Traditional Culture Encyclopedia - Photography and portraiture - What is surrealist photography theory?

What is surrealist photography theory?

Surrealism photography is a formalism photography school that rose in 1930s. Photographers of this school believe that expressing the real world with realistic creative methods is a task that classical artists have already completed, while the mission of modern artists is to explore the new and unexplored "spiritual world" of mankind. They deliberately express human subconscious activities, accidental inspiration, psychological transformation and dreams. With scissors, paste and darkroom technology as the main means, they piled up, pieced together and reorganized the images in their works, arbitrarily exaggerated and deformed them, and created a surreal "artistic realm" between reality and imagination, concreteness and abstraction.
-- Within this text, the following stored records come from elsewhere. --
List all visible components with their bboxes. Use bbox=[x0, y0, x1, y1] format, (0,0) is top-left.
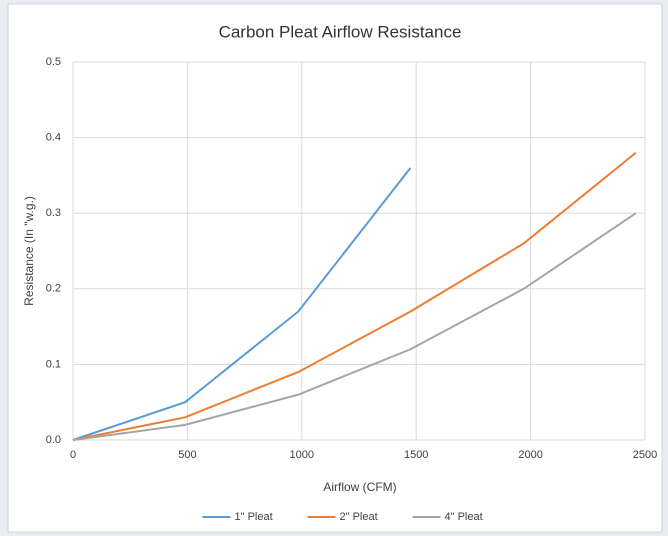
legend-label: 4" Pleat bbox=[445, 511, 483, 523]
y-tick-label: 0.3 bbox=[46, 207, 61, 219]
y-tick-label: 0.1 bbox=[46, 358, 61, 370]
x-tick-label: 0 bbox=[70, 449, 76, 461]
series-line bbox=[72, 151, 637, 441]
chart-title: Carbon Pleat Airflow Resistance bbox=[219, 22, 462, 41]
legend-label: 1" Pleat bbox=[235, 511, 273, 523]
x-tick-label: 1500 bbox=[404, 449, 428, 461]
legend-label: 2" Pleat bbox=[340, 511, 378, 523]
x-tick-label: 2000 bbox=[518, 449, 542, 461]
x-tick-label: 500 bbox=[178, 449, 196, 461]
series-line bbox=[72, 167, 412, 441]
x-tick-label: 2500 bbox=[633, 449, 657, 461]
x-axis-label: Airflow (CFM) bbox=[323, 480, 396, 494]
chart-area bbox=[7, 3, 663, 533]
y-tick-label: 0.2 bbox=[46, 283, 61, 295]
y-tick-label: 0.5 bbox=[46, 56, 61, 68]
y-tick-label: 0.0 bbox=[46, 434, 61, 446]
series-line bbox=[72, 212, 637, 441]
x-tick-label: 1000 bbox=[290, 449, 314, 461]
y-axis-label: Resistance (In "w.g.) bbox=[22, 196, 36, 306]
y-tick-label: 0.4 bbox=[46, 132, 61, 144]
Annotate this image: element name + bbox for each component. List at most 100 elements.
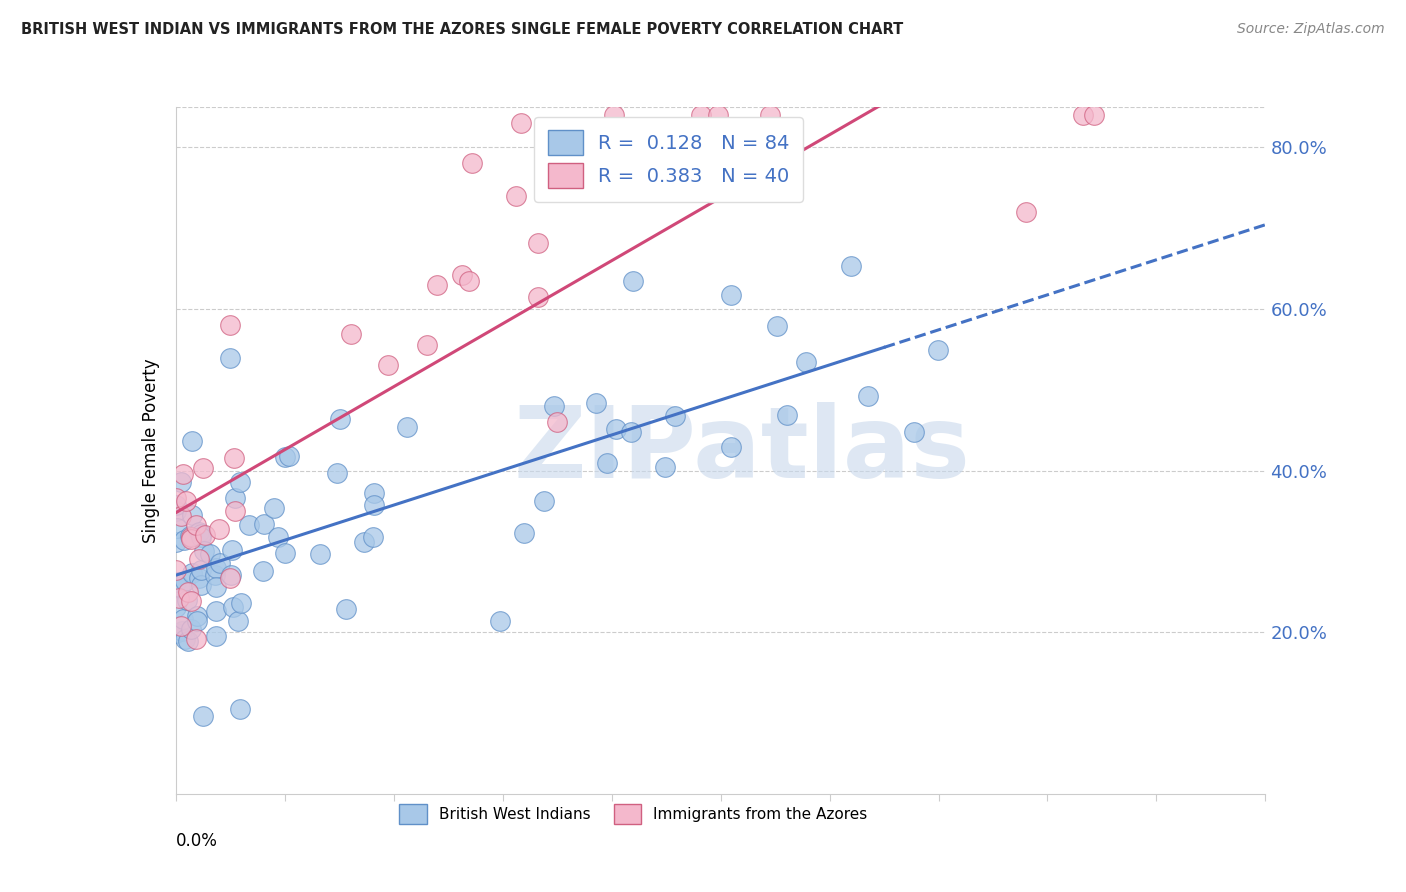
- Point: [274, 546, 297, 560]
- Point: [184, 632, 207, 646]
- Point: [513, 525, 536, 540]
- Point: [165, 574, 187, 589]
- Point: [308, 547, 330, 561]
- Point: [188, 551, 211, 566]
- Point: [165, 491, 187, 505]
- Point: [596, 456, 619, 470]
- Point: [839, 259, 862, 273]
- Point: [229, 596, 252, 610]
- Point: [176, 593, 198, 607]
- Text: Source: ZipAtlas.com: Source: ZipAtlas.com: [1237, 22, 1385, 37]
- Point: [527, 290, 550, 304]
- Point: [193, 543, 215, 558]
- Point: [179, 529, 201, 543]
- Point: [187, 571, 209, 585]
- Point: [766, 319, 789, 334]
- Point: [191, 708, 214, 723]
- Point: [180, 594, 202, 608]
- Point: [204, 629, 226, 643]
- Point: [180, 533, 202, 547]
- Point: [720, 287, 742, 301]
- Point: [186, 615, 208, 629]
- Point: [363, 498, 385, 512]
- Point: [720, 440, 742, 454]
- Text: ZIPatlas: ZIPatlas: [515, 402, 970, 499]
- Point: [543, 399, 565, 413]
- Point: [224, 503, 246, 517]
- Point: [194, 528, 217, 542]
- Point: [165, 563, 187, 577]
- Point: [903, 425, 925, 440]
- Point: [205, 580, 228, 594]
- Point: [190, 578, 212, 592]
- Point: [176, 584, 198, 599]
- Point: [219, 570, 242, 584]
- Point: [461, 156, 484, 170]
- Point: [267, 530, 290, 544]
- Point: [353, 534, 375, 549]
- Point: [1071, 108, 1094, 122]
- Text: 0.0%: 0.0%: [176, 831, 218, 850]
- Point: [219, 567, 242, 582]
- Point: [1015, 205, 1038, 219]
- Point: [221, 543, 243, 558]
- Point: [335, 602, 357, 616]
- Point: [361, 530, 384, 544]
- Point: [181, 566, 204, 580]
- Point: [794, 354, 817, 368]
- Point: [222, 450, 245, 465]
- Point: [222, 600, 245, 615]
- Text: BRITISH WEST INDIAN VS IMMIGRANTS FROM THE AZORES SINGLE FEMALE POVERTY CORRELAT: BRITISH WEST INDIAN VS IMMIGRANTS FROM T…: [21, 22, 903, 37]
- Point: [165, 599, 187, 614]
- Point: [278, 450, 301, 464]
- Point: [776, 409, 799, 423]
- Point: [172, 467, 194, 481]
- Point: [186, 609, 208, 624]
- Point: [170, 619, 193, 633]
- Point: [325, 467, 347, 481]
- Point: [180, 508, 202, 522]
- Point: [191, 460, 214, 475]
- Point: [416, 338, 439, 352]
- Point: [274, 450, 297, 465]
- Point: [263, 500, 285, 515]
- Point: [205, 561, 228, 575]
- Point: [190, 563, 212, 577]
- Point: [527, 235, 550, 250]
- Point: [927, 343, 949, 357]
- Point: [252, 565, 274, 579]
- Point: [174, 632, 197, 646]
- Point: [451, 268, 474, 282]
- Point: [363, 486, 385, 500]
- Point: [533, 494, 555, 508]
- Point: [707, 108, 730, 122]
- Point: [620, 425, 643, 439]
- Point: [187, 525, 209, 540]
- Point: [198, 547, 221, 561]
- Point: [165, 534, 187, 549]
- Point: [226, 614, 249, 628]
- Point: [664, 409, 686, 424]
- Point: [340, 327, 363, 342]
- Point: [602, 108, 624, 122]
- Point: [204, 568, 226, 582]
- Point: [1083, 108, 1105, 122]
- Point: [509, 116, 531, 130]
- Point: [170, 475, 193, 489]
- Point: [180, 530, 202, 544]
- Point: [395, 420, 418, 434]
- Y-axis label: Single Female Poverty: Single Female Poverty: [142, 359, 160, 542]
- Point: [758, 108, 780, 122]
- Legend: British West Indians, Immigrants from the Azores: British West Indians, Immigrants from th…: [388, 793, 879, 834]
- Point: [546, 415, 568, 429]
- Point: [458, 274, 481, 288]
- Point: [689, 108, 711, 122]
- Point: [181, 434, 204, 449]
- Point: [170, 508, 193, 523]
- Point: [228, 702, 250, 716]
- Point: [173, 533, 195, 547]
- Point: [165, 498, 187, 512]
- Point: [219, 351, 242, 365]
- Point: [176, 494, 198, 508]
- Point: [224, 491, 246, 505]
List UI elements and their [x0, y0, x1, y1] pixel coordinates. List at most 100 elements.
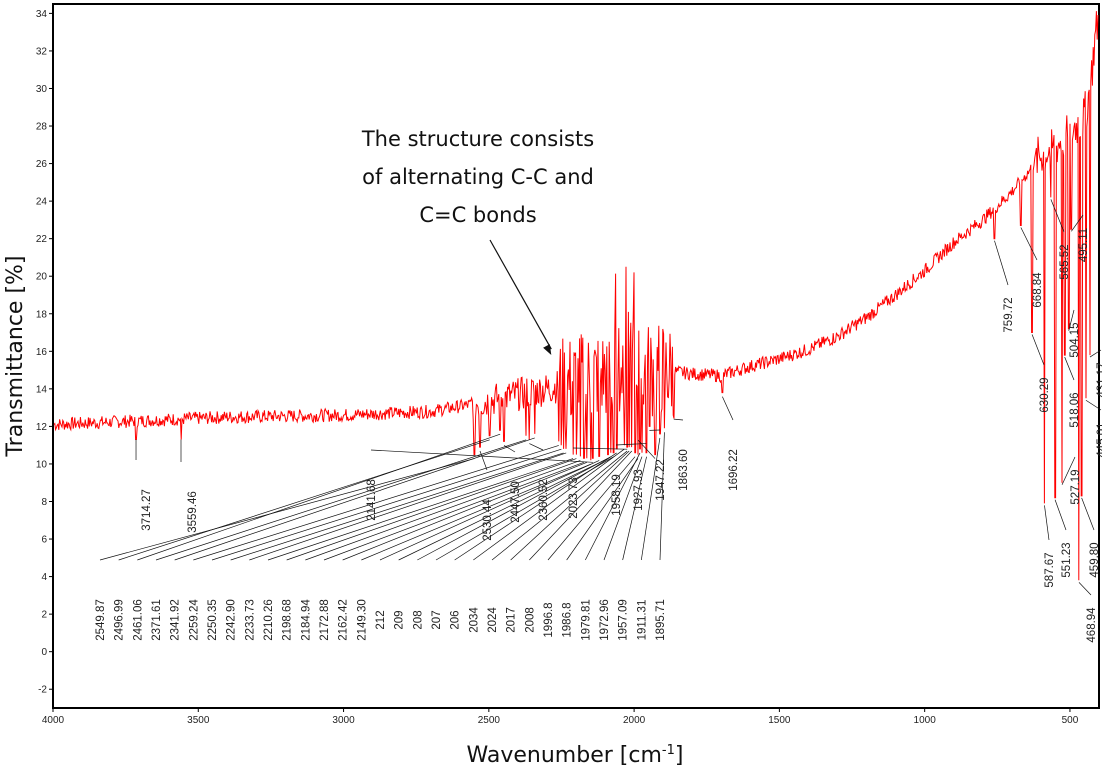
peak-label: 459.80	[1089, 542, 1101, 577]
peak-leader	[342, 461, 588, 561]
y-tick-label: 0	[41, 647, 47, 658]
peak-leader	[211, 448, 562, 561]
peak-leader	[323, 461, 585, 561]
peak-leader	[137, 433, 501, 561]
peak-label: 1927.93	[633, 469, 645, 511]
peak-leader	[398, 458, 609, 561]
peak-leader	[1089, 349, 1102, 358]
peak-leader	[379, 460, 600, 561]
x-tick-label: 2500	[478, 715, 501, 726]
y-tick-label: 34	[36, 9, 48, 20]
peak-label: 2017	[506, 607, 518, 633]
peak-leader	[529, 443, 544, 451]
x-axis-title-sup: -1	[662, 743, 675, 758]
peak-label: 2024	[487, 607, 499, 633]
peak-leader	[659, 432, 665, 561]
peak-label: 2008	[524, 607, 536, 633]
peak-leader	[454, 452, 617, 561]
peak-leader	[503, 445, 516, 453]
peak-leader	[510, 450, 630, 561]
peak-leader	[1054, 499, 1067, 531]
peak-label: 206	[450, 610, 462, 629]
annotation-line-2: of alternating C-C and	[362, 165, 594, 189]
x-tick-label: 2000	[623, 715, 646, 726]
peak-label: 518.06	[1069, 392, 1081, 427]
peak-label: 1996.8	[543, 602, 555, 637]
x-axis-title-end: ]	[675, 743, 684, 768]
peak-label: 2242.90	[226, 599, 238, 641]
peak-label: 207	[431, 610, 443, 629]
y-tick-label: 12	[36, 422, 48, 433]
peak-label: 2341.92	[170, 599, 182, 641]
peak-label: 668.84	[1032, 272, 1044, 308]
peak-label: 2259.24	[188, 599, 200, 641]
x-tick-label: 4000	[42, 715, 65, 726]
x-tick-label: 500	[1062, 715, 1079, 726]
annotation-arrow	[489, 239, 552, 350]
peak-leader	[1081, 497, 1095, 531]
peak-leader	[547, 456, 636, 561]
peak-leader	[673, 418, 684, 421]
peak-label: 1895.71	[655, 599, 667, 641]
spectrum-series	[53, 11, 1099, 581]
peak-label: 759.72	[1003, 297, 1015, 332]
y-tick-label: 4	[41, 572, 47, 583]
peak-label: 2461.06	[132, 599, 144, 641]
y-tick-label: 24	[36, 197, 48, 208]
peak-leader	[622, 456, 647, 561]
peak-leader	[640, 437, 661, 561]
peak-label: 212	[375, 610, 387, 629]
x-tick-label: 1500	[768, 715, 791, 726]
peak-label: 1972.96	[599, 599, 611, 641]
annotation-line-3: C=C bonds	[419, 203, 536, 227]
peak-labels: 3714.27 3559.46 2549.87 2496.99 2461.06 2371.…	[95, 228, 1102, 643]
y-tick-label: 20	[36, 272, 48, 283]
peak-label: 2141.68	[366, 479, 378, 521]
y-tick-label: 10	[36, 459, 48, 470]
peak-leader	[267, 458, 574, 561]
peak-label: 495.11	[1078, 228, 1090, 262]
peak-leader	[1078, 582, 1092, 596]
peak-leader-lines	[99, 199, 1102, 596]
y-tick-label: 2	[41, 610, 47, 621]
peak-label: 2549.87	[95, 599, 107, 641]
peak-label: 2034	[468, 607, 480, 633]
peak-leader	[417, 456, 612, 561]
peak-leader	[479, 450, 488, 471]
peak-leader	[435, 456, 614, 561]
peak-label: 1986.8	[562, 602, 574, 637]
peak-label: 1979.81	[580, 599, 592, 641]
peak-label: 445.01	[1096, 422, 1102, 457]
y-tick-label: 6	[41, 535, 47, 546]
y-tick-label: 30	[36, 84, 48, 95]
annotation: The structure consists of alternating C-…	[361, 127, 594, 356]
peak-leader	[491, 450, 628, 561]
spectrum-line	[53, 11, 1099, 581]
peak-leader	[155, 439, 527, 561]
peak-leader	[99, 458, 475, 561]
x-axis-title-base: Wavenumber [cm	[467, 743, 662, 768]
y-tick-label: 8	[41, 497, 47, 508]
y-tick-label: 28	[36, 122, 48, 133]
peak-label: 1696.22	[728, 449, 740, 491]
peak-leader	[1050, 199, 1065, 233]
x-axis-title: Wavenumber [cm-1]	[467, 743, 684, 768]
peak-label: 2210.26	[263, 599, 275, 641]
peak-leader	[1085, 399, 1102, 411]
x-axis: 4000 3500 3000 2500 2000 1500 1000 500	[42, 708, 1079, 726]
peak-label: 565.52	[1059, 244, 1071, 279]
y-tick-label: 26	[36, 159, 48, 170]
peak-label: 209	[394, 610, 406, 629]
peak-leader	[193, 445, 559, 561]
peak-label: 551.23	[1061, 542, 1073, 577]
x-tick-label: 1000	[914, 715, 937, 726]
peak-label: 1957.09	[618, 599, 630, 641]
peak-leader	[305, 460, 581, 561]
peak-leader	[529, 450, 633, 561]
y-axis-title: Transmittance [%]	[3, 255, 28, 457]
peak-label: 3714.27	[141, 489, 153, 531]
peak-leader	[249, 452, 567, 561]
peak-label: 208	[412, 610, 424, 629]
peak-leader	[1044, 505, 1050, 541]
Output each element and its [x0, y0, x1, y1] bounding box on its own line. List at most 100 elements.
Surrealism art originated from the Surrealism Manifesto published by French writer André Breton in 1924. In this manifesto, he wrote: "Surrealism is a purely mental unconscious activity of human beings. People can express this real thought process orally, in writing or in other ways-the free activity of thought, without any rational control and without any aesthetic and moral prejudice. " Therefore, the philosophical basis of this art school is henri bergson's intuitionism and Freud's psychoanalysis. In their view, people's truest feelings can only be found in the subconscious and dreams. Therefore, people's subconscious activities, sudden inspiration, psychopathy and dream world are the vast world where all arts gallop. Man ray (1890- 1976, USA) is a tireless photographer and artist who has participated in Dadaism and surrealism.